Consolidated High School District 230's Amos Alonzo Stagg High School, located in Palos Hills, serves Palos Heights students living west of Harlem Avenue (Illinois Route 43). It also offers more than 200 courses designed to meet the academic needs of college-bound students and the training needs of career-oriented students.

Several private and parochial schools in Palos Heights offer alternatives to public school education. Among the schools are St. Alexander Catholic School, Palos Evangelical Lutheran Elementary School, Elim Christian School, Chicago Christian High School, and Stone Church Christian Academy. The latter offers the full range of college preparatory, business, and technology courses. Kennedy School is in nearby Palos Hills. The Roman Catholic Archdiocese of Chicago operates the Catholic schools. Incarnation Catholic School closed in 2018.

===Colleges and universities===
Palos Heights students can readily commute to Moraine Valley Community College in nearby Palos Hills. Moraine Valley serves the local residents through classes, seminars, lectures, concerts, plays, and other activities. Trinity Christian College is also located in Palos Heights.

===Public library===
Palos Heights Public Library serves the community.

==Transportation==
Palos Heights has a station on Metra's SouthWest Service, which provides daily rail service between the village of Manhattan and Chicago Union Station.
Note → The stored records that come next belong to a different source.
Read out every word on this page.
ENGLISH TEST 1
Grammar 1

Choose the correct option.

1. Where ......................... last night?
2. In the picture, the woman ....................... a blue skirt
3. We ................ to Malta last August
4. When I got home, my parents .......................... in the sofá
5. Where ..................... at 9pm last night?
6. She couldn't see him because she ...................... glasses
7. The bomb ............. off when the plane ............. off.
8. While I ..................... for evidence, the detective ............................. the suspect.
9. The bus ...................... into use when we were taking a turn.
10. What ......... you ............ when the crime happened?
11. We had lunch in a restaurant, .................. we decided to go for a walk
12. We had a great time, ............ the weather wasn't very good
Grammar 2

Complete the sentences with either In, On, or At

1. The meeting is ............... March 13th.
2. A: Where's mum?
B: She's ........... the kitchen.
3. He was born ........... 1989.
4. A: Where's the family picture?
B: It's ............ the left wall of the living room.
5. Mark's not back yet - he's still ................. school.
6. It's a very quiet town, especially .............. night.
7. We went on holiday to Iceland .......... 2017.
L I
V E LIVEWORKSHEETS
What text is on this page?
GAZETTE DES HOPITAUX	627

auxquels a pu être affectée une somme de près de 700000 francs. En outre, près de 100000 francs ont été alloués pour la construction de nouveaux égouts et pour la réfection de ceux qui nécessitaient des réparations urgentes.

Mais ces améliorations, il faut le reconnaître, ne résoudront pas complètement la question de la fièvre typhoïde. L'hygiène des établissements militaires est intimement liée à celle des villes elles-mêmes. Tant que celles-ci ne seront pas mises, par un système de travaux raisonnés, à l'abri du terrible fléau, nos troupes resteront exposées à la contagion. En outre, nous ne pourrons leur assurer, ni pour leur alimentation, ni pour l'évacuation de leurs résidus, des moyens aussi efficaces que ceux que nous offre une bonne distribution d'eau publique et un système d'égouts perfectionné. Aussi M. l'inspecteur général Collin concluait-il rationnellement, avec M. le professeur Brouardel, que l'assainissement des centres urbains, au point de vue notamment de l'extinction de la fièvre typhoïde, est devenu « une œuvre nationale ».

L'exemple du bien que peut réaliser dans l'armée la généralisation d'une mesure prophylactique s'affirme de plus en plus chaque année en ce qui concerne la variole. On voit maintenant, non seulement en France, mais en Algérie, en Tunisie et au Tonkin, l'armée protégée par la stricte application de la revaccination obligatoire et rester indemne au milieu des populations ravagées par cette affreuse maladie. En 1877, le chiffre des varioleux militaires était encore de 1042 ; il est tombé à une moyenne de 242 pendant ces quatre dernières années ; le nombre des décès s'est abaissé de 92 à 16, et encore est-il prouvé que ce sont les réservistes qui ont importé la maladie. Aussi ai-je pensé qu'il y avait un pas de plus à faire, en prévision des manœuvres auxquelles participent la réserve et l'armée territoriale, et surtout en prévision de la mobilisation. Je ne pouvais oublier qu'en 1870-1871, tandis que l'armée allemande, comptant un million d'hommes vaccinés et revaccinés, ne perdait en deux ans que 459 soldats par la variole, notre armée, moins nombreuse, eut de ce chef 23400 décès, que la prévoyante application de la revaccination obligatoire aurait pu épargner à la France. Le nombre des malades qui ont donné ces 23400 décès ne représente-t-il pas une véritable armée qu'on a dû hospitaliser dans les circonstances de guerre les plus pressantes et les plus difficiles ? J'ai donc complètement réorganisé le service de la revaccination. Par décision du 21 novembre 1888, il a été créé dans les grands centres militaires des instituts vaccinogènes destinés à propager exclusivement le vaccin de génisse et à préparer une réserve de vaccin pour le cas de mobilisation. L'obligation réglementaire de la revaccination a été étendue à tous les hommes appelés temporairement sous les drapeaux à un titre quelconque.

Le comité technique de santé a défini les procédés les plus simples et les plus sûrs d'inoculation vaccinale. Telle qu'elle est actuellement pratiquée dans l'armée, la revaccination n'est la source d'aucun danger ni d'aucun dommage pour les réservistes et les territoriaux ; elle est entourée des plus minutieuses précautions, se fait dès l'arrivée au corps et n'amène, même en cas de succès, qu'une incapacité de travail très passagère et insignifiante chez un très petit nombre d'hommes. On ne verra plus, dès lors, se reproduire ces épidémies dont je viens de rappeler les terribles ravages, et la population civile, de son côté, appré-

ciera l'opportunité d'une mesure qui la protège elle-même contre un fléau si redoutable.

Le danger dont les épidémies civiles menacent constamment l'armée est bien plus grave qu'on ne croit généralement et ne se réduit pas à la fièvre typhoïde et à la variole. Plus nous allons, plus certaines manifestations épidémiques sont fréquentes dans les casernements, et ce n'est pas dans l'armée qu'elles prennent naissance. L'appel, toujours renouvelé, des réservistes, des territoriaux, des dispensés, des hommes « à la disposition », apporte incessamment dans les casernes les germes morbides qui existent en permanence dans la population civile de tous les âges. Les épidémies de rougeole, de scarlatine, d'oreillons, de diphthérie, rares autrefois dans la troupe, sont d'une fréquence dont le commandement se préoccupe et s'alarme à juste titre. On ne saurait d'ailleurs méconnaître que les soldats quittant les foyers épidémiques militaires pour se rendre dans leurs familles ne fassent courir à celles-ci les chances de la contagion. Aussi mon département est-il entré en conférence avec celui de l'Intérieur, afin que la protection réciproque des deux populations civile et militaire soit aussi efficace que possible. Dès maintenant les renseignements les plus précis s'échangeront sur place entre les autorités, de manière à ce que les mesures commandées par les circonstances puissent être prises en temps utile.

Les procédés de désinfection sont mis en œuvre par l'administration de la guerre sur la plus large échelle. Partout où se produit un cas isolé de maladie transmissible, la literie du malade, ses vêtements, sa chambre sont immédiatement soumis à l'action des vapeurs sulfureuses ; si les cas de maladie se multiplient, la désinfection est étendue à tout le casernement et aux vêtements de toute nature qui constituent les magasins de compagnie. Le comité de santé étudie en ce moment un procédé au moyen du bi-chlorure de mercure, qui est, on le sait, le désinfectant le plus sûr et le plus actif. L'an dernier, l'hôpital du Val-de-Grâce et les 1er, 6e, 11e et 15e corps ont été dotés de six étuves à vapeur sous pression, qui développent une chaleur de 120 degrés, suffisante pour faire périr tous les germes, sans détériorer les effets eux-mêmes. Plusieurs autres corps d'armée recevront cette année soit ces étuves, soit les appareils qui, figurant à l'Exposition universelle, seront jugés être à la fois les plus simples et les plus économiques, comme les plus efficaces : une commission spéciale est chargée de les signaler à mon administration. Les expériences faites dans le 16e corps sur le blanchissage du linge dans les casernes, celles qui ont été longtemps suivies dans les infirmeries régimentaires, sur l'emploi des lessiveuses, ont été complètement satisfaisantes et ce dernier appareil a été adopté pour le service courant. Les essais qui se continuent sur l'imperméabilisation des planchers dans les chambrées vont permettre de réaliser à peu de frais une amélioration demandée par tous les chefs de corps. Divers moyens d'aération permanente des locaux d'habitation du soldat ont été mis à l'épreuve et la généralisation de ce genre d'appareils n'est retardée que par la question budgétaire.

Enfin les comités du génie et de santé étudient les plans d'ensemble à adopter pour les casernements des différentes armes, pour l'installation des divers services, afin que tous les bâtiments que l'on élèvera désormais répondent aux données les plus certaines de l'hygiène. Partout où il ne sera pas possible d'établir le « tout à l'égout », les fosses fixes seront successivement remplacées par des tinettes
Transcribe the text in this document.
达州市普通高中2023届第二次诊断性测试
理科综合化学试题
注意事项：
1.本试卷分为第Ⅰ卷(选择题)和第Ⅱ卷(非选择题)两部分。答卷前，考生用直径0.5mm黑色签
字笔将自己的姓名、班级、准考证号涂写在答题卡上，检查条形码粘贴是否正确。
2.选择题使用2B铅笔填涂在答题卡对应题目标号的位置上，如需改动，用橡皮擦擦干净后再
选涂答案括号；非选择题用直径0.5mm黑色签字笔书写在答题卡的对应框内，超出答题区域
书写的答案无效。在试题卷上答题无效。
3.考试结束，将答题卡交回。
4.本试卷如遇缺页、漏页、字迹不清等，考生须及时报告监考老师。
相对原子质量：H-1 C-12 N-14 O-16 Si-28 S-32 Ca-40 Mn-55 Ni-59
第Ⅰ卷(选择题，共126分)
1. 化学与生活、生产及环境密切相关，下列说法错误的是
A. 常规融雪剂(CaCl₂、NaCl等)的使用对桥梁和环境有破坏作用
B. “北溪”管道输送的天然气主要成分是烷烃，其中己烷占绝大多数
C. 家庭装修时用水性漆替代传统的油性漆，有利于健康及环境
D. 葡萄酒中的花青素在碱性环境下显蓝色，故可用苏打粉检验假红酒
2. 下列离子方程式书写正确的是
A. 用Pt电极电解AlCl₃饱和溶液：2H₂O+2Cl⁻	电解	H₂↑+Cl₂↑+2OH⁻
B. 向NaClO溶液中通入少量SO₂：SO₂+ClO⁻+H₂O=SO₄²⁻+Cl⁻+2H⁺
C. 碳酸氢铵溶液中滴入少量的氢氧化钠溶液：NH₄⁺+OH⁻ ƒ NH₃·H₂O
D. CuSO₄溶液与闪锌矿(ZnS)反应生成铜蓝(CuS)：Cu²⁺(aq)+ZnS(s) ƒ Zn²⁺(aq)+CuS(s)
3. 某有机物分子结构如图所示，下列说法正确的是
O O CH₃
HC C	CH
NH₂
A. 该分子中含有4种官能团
Palos Heights is served by three Pace bus routes.

==Notable people==

- Brian Bogusevic, outfielder with Houston Astros and Chicago Cubs
- Peter Brown, singer-songwriter, co-wrote Madonna's "Material Girl", was raised in Palos Heights
- Kendall Coyne Schofield, ice hockey Olympic gold medallist and forward with the PWHPA
- David Dombrowski, president of baseball operations for the Philadelphia Phillies
- Brendan Houlihan, former member of the Cook County Board of Review
- Jim Hughes, pitcher with Brooklyn Dodgers, Chicago Cubs and Chicago White Sox
- Arlene Kotil, professional baseball player
- Jennifer Lien, actress (Star Trek: Voyager)
- Christine Magnuson, two-time Olympic swimming medalist
- Ryan Murphy, USA Olympic swimmer
- Ed Olczyk, member of USA hockey team at 1984 Olympics, NHL player, coach and broadcaster
- Tony Pashos, retired professional football player
- Quentin Richardson, forward and guard with the Miami Heat
- Herb Schumann, former Cook County commissioner
- Robin Tunney, actress (The Craft, The Mentalist)
- Paul Vallas, candidate in 2023 Chicago mayoral election, lists a home in Palos Heights as his primary residence.